Creating charts is easy. There’s always going to be one guiding question that influences any chart one may make: What information am I trying to get across? Of course that one question branches off into hundreds of other questions like: what’s the best way to get this information across and what aesthetic choices will best illustrate this information? But at the beginning and the end trying to express information is always the main purpose of any data visualization. If you can’t express the information correctly then you haven’t made data visualization you’ve just made some bad art.
But bad art aside any information design or data visualization gets information across by telling a story. Charts are like, the best storytellers ever, there’s no useless subplot or boring characters all the information is right there! It’s like skipping to the climax of the story; data visualization is the best part, obviously.
That being said though if information design is considered storytelling then there will always be some element of persuasion or manipulation behind the scenes. It ties into the guiding question of “what information are you trying to get across”, if your information design is explaining to people how much plastic pollution is in the ocean, you’re influencing them on some level to be more aware of their pollution footprint and persuading them to do better. For example look at this graphic from nature.com:
Doesn’t this chart make you want to switch from using plastic straws and kiss a sea turtle? That’s the persuasive nature at work. Scott Berinato in his book Good Charts has a great quote about why this sort of data visualization is so necessary today,
“It’s often not enough to make a chart that’s simply accurate. Managers may need to reveal truths that are dormant in the data to help make a case- to compete for attention, resources, and money.”
I mentioned previously that the guiding question of “what information are you trying to get across” becomes different when persuasion and manipulation enter the equation. With persuasion the question becomes a more pointed, “how can you convince the audience of…”.
Now I know what you’re thinking, “Libby.” “Yes?” “Aren’t persuasion and manipulation kind of the same thing?” Yes again! There’s this confusing gray area that has a lot of different factors, what are you trying to convince the viewer of? How far are you reaching to get your point across? Is it obvious that you’re rearranging factors in your favor? It’s like stealing money out of your mom’s purse, you know you shouldn’t… but really it’s only five dollars you just want a cup of coffee you’re sure she’d give it to you anyway if you just asked… but still. (This actually happened to me last week, I was too much of a goody too shoes to take the five dollars).
I’ll give you an example of manipulative storytelling. Last week I created a chart that displayed the number of unmarried and married gay couples throughout 2005-2017.
As you can see from the data I collected there was a slight drop in the popularity of married couples between 2008 and 2014 before picking back up and overpassing the popularity of unmarried couples in later years.

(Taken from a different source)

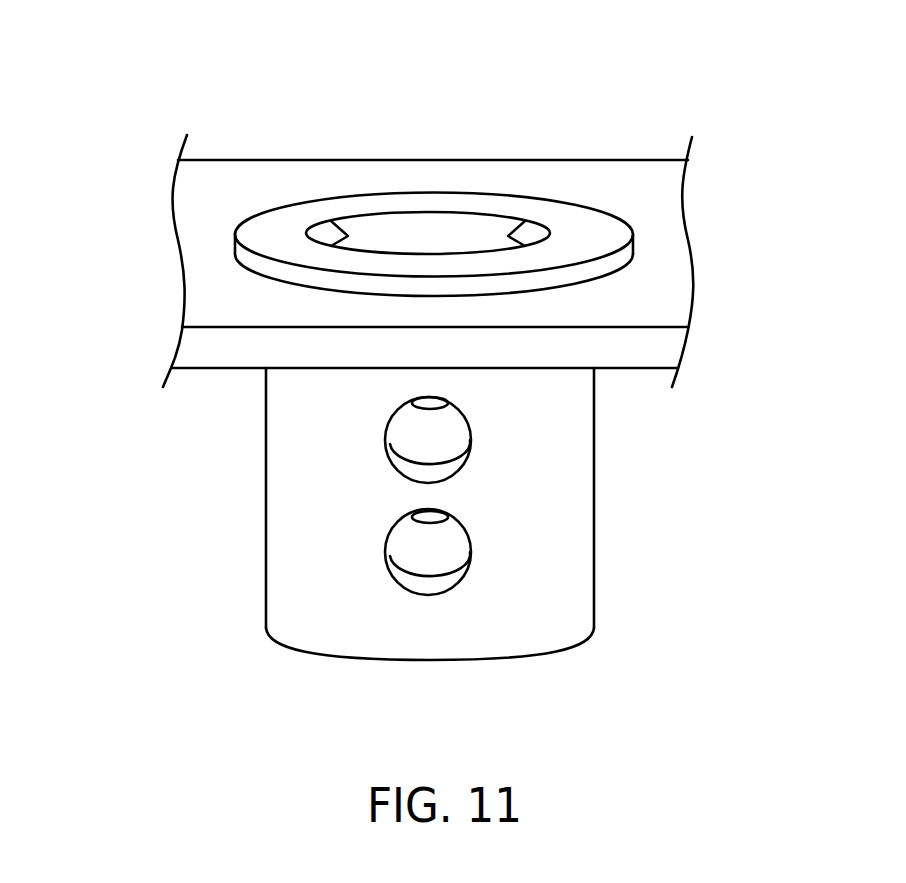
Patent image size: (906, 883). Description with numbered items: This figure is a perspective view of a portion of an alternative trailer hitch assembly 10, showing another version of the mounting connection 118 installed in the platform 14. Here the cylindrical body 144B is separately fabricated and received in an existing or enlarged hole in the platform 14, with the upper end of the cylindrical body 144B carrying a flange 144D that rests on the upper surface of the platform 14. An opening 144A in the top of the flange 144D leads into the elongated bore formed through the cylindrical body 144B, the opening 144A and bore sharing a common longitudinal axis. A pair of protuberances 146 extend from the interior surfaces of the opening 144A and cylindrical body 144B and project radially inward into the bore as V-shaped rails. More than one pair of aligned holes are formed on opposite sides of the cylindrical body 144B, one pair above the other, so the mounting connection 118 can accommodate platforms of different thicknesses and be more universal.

Now, imagine I was somebody that wanted to tell a story that shed gay couples in a negative light. We’ve heard some ignorant people throw around the term “ruining the sanctity of marriage” so I’m going to manipulate the data to support that narrative.

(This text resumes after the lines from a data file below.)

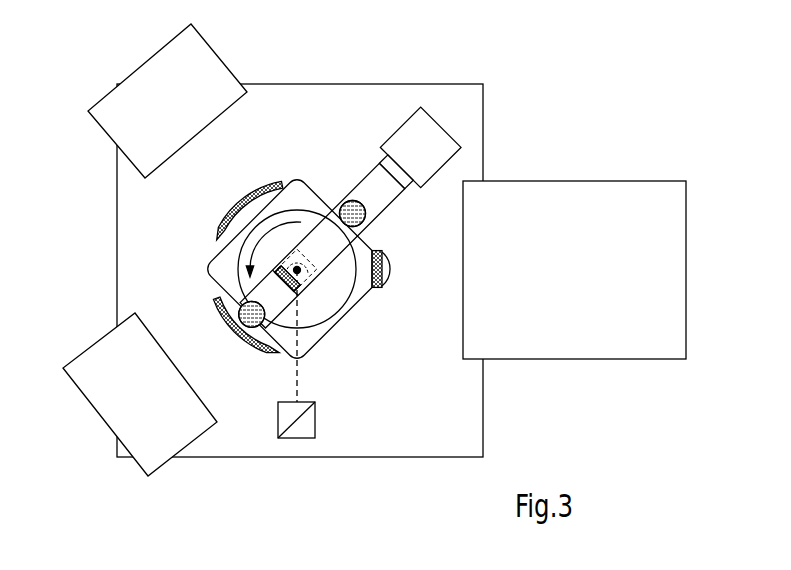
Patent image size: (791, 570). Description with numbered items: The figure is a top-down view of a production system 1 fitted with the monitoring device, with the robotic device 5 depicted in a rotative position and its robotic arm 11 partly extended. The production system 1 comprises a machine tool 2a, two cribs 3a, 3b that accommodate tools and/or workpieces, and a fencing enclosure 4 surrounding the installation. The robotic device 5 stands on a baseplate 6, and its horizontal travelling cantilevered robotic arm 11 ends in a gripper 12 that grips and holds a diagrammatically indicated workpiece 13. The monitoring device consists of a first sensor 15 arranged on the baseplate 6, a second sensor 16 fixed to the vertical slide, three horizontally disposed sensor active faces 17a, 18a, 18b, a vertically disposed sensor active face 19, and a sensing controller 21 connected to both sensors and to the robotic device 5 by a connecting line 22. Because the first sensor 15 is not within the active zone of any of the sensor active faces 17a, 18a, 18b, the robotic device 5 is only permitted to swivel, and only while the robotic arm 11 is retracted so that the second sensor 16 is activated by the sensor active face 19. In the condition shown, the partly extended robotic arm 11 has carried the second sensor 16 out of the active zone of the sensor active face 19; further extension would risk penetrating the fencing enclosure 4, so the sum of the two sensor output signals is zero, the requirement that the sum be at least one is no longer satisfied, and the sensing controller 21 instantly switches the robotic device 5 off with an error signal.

The production system 1 is at (503, 40).
The machine tool 2a is at (619, 185).
The crib 3a is at (160, 82).
The crib 3b is at (125, 402).
The fencing enclosure 4 is at (300, 458).
The robotic device 5 is at (368, 345).
The baseplate 6 is at (360, 293).
The robotic arm 11 is at (378, 188).
The gripper 12 is at (388, 165).
The workpiece 13 is at (423, 145).
The first sensor 15 is at (370, 218).
The second sensor 16 is at (240, 313).
The sensor active face 17a is at (387, 270).
The sensor active face 18a is at (250, 188).
The sensor active face 18b is at (256, 348).
The sensor active face 19 is at (289, 278).
The sensing controller 21 is at (307, 427).
The connecting line 22 is at (300, 378).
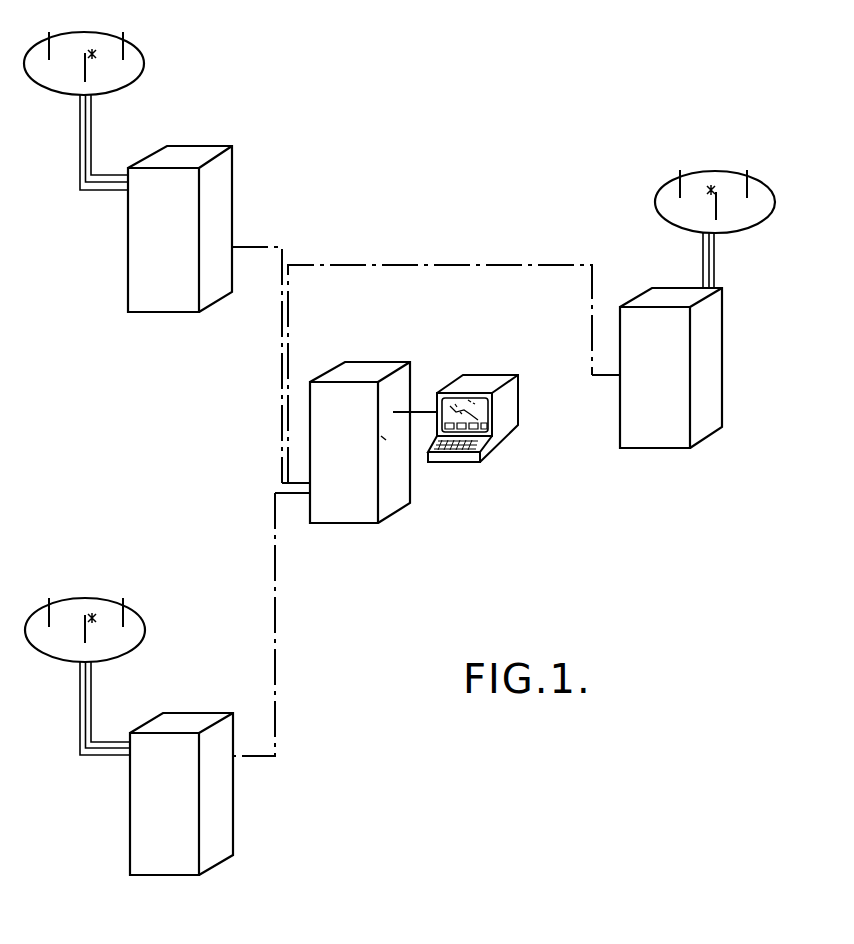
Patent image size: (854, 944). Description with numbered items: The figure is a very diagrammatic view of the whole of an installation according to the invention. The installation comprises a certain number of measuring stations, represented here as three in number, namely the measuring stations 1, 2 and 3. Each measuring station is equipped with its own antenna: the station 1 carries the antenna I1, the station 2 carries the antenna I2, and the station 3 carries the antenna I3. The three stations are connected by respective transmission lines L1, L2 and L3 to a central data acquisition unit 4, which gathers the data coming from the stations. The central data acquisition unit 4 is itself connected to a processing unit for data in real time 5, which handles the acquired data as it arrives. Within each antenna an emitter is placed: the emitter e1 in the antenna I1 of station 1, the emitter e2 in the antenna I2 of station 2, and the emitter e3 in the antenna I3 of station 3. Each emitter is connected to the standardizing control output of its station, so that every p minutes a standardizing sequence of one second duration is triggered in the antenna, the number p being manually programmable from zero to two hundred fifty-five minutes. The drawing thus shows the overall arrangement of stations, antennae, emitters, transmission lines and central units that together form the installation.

Looks different from the first one, doesn’t it? To start I changed the years to focus only on the ones where the number of same sex couples was low. Next I changed the Y value to start at 100k instead of at zero, with this it tricks the eye into thinking that the number of married gay couples is much lower than it actually is. With those two simple changes I’ve manipulated the narrative into telling a much different story than the original.

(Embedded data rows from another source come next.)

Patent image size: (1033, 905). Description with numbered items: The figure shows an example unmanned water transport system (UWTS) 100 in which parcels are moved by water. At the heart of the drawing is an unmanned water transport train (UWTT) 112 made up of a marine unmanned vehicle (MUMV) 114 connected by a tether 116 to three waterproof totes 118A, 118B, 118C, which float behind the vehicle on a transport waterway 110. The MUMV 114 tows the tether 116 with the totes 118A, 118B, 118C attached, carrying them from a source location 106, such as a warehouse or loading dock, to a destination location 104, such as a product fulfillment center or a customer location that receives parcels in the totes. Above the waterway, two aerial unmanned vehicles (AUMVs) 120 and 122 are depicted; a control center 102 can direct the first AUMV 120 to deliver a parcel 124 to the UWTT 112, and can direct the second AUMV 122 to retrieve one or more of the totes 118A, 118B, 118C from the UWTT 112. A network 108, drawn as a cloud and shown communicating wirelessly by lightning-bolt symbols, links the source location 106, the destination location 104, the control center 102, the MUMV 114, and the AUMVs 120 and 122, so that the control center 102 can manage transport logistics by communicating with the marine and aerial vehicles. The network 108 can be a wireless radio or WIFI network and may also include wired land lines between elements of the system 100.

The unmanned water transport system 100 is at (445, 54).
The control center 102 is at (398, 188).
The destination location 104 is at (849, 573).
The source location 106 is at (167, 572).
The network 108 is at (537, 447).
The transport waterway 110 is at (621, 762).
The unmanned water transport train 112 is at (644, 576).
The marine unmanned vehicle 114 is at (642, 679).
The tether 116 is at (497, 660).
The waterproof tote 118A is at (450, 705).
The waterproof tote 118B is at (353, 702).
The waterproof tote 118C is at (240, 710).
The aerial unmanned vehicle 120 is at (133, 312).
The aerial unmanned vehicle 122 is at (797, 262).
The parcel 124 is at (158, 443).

Scared? Me too. Data visualization should be all about showing the facts, not manipulating them. So this begs the question, when do we ethically try to persuade and manipulate, how far is too far and what can we do to tell the story we want to tell in the best way possible? I think it’s best to go back once again to the original question, what information are you trying to get across? Think about who your data visualization effects, what effect you want it to have and what kind of message you’re trying to get across. Is it a message of action, awareness or informative? Everybody’s discretion is different but keeping your audience in mind is the best way to make sure you’re not unintentionally manipulating them or persuading them to do something they wouldn’t normally do.
Also it might help to call out other data visualizers you see creating information data that is questionable. Inform other audiences that they may be being manipulated and hold other creators accountable.